ASCEND is designed to improve access to hepatitis C treatment for people who inject drugs and potentially eliminate the virus among this population.
The five-year research program is being run jointly by The National Drug and Alcohol Research Centre (NDARC) and The Kirby Institute at UNSW Sydney and is funded by a $9 million National Health and Medical Research Centre (NHMRC) program grant which commenced in January 2019.
More than half of the 93,000 Australians who have recently injected drugs are living with hepatitis C. The Australian Government provides hepatitis C treatment through the Pharmaceutical Benefits Scheme (PBS) and is one of the only countries in the world to offer the treatment for free regardless of their stage of liver disease or their injecting status.

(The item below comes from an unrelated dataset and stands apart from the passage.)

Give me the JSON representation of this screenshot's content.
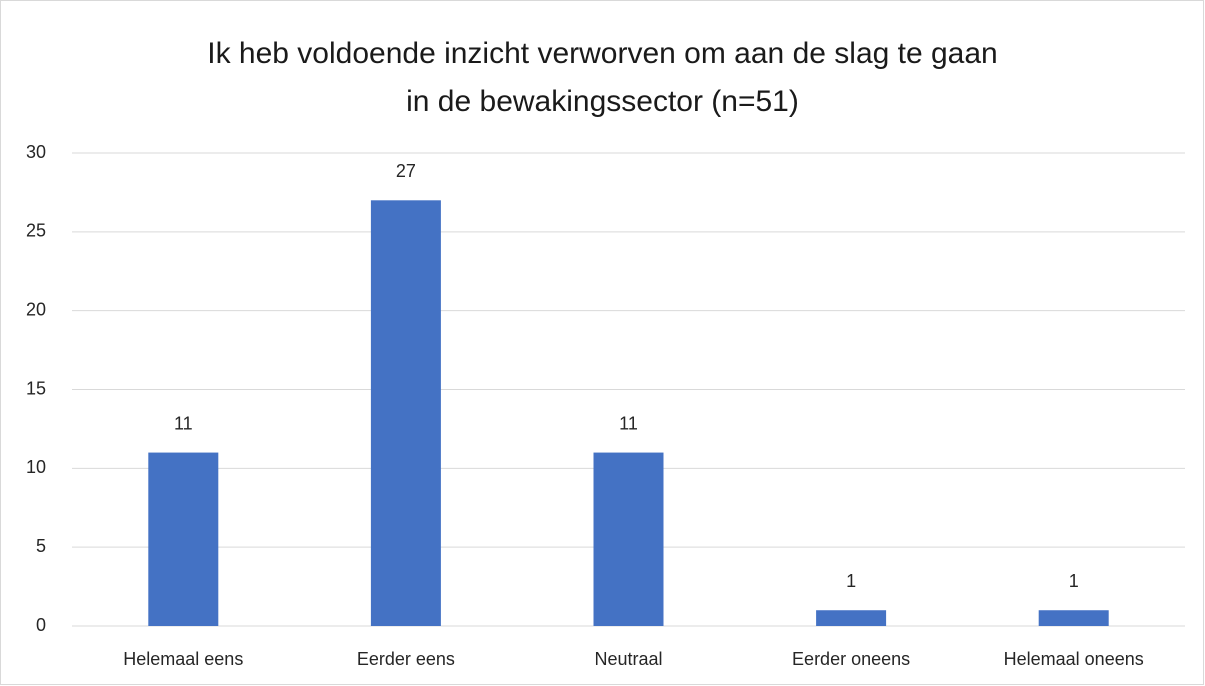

A key focus of the research is to improve drug treatment options and accessibility for people who inject drugs at the same time as increasing their access to hepatitis C treatment.
An early initiative, under the umbrella of ASCEND, is an open label multicentre trial of monthly injectable buprenorphine (CoLAB) that has recently commenced. Chief investigator of CoLAB and joint chief investigator of ASCEND, Professor Michael Farrell, said monthly injections offered an exciting potential to increase patient retention and free up resources to improve treatment access.

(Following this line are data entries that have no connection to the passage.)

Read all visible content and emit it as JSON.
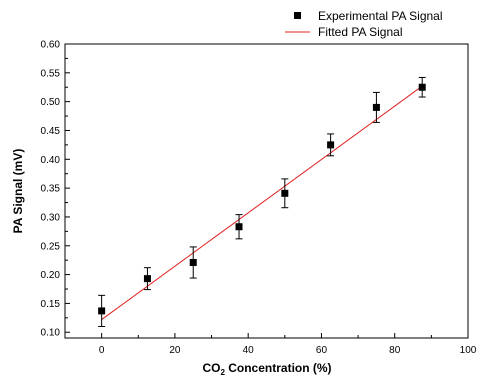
{
  "chart_data": {
    "type": "scatter",
    "title": "",
    "xlabel": {
      "pre": "CO",
      "sub": "2",
      "post": " Concentration (%)"
    },
    "ylabel": "PA Signal (mV)",
    "xlim": [
      -10,
      100
    ],
    "ylim": [
      0.09,
      0.6
    ],
    "x_ticks": [
      0,
      20,
      40,
      60,
      80,
      100
    ],
    "x_tick_labels": [
      "0",
      "20",
      "40",
      "60",
      "80",
      "100"
    ],
    "y_ticks": [
      0.1,
      0.15,
      0.2,
      0.25,
      0.3,
      0.35,
      0.4,
      0.45,
      0.5,
      0.55,
      0.6
    ],
    "y_tick_labels": [
      "0.10",
      "0.15",
      "0.20",
      "0.25",
      "0.30",
      "0.35",
      "0.40",
      "0.45",
      "0.50",
      "0.55",
      "0.60"
    ],
    "grid": false,
    "legend_position": "top-right, above plot",
    "series": [
      {
        "name": "Experimental PA Signal",
        "kind": "points-with-errorbars",
        "color": "#000000",
        "x": [
          0,
          12.5,
          25,
          37.5,
          50,
          62.5,
          75,
          87.5
        ],
        "y": [
          0.137,
          0.193,
          0.221,
          0.283,
          0.341,
          0.425,
          0.49,
          0.525
        ],
        "err": [
          0.027,
          0.019,
          0.027,
          0.021,
          0.025,
          0.019,
          0.026,
          0.017
        ]
      },
      {
        "name": "Fitted PA Signal",
        "kind": "line",
        "color": "#e02020",
        "x": [
          0,
          87.5
        ],
        "y": [
          0.122,
          0.527
        ]
      }
    ]
  }
}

“In settings such as Australia, where there is a focus on supervised daily dosing, the reduced frequency of dosing required for a monthly buprenorphine injection may free up service-level resources currently allocated to patient monitoring and potentially increase treatment capacity,” said Professor Farrell.
Professor Greg Dore, head of the Kirby Institute’s Viral Hepatitis Clinical Research Program and joint chief investigator of the ASCEND program, said that in order to eliminate hepatitis C in Australia it was vital to engage with hard to reach populations, in particular those who are in prison.
“One in five prisoners in Australia are chronically infected with hepatitis, yet very few of these people are undergoing treatment,” said Professor Dore. “As part of the ASCEND program we’ll design and evaluate a one stop shop intervention that uses innovative finger-testing for hepatitis C on entry into prison. This will allow us to quickly initiate treatment in those who are positive. This will dramatically improve the health of prisoners, but also, it will reduce the risk of onward transmission in prison.”
The program is working closely with the affected communities including The Australian Injecting and Illicit Drug Users League (AIVL).
Professor Dore said that every individual living with hepatitis C has a right to treatment. “For many people hepatitis C cure provides closure in relation to past drug use,” said Professor Dore.
“Equally important, for people who continue to use drugs, hepatitis C cure provides improved quality of life and often a feeling of optimism within a complex social and health context.”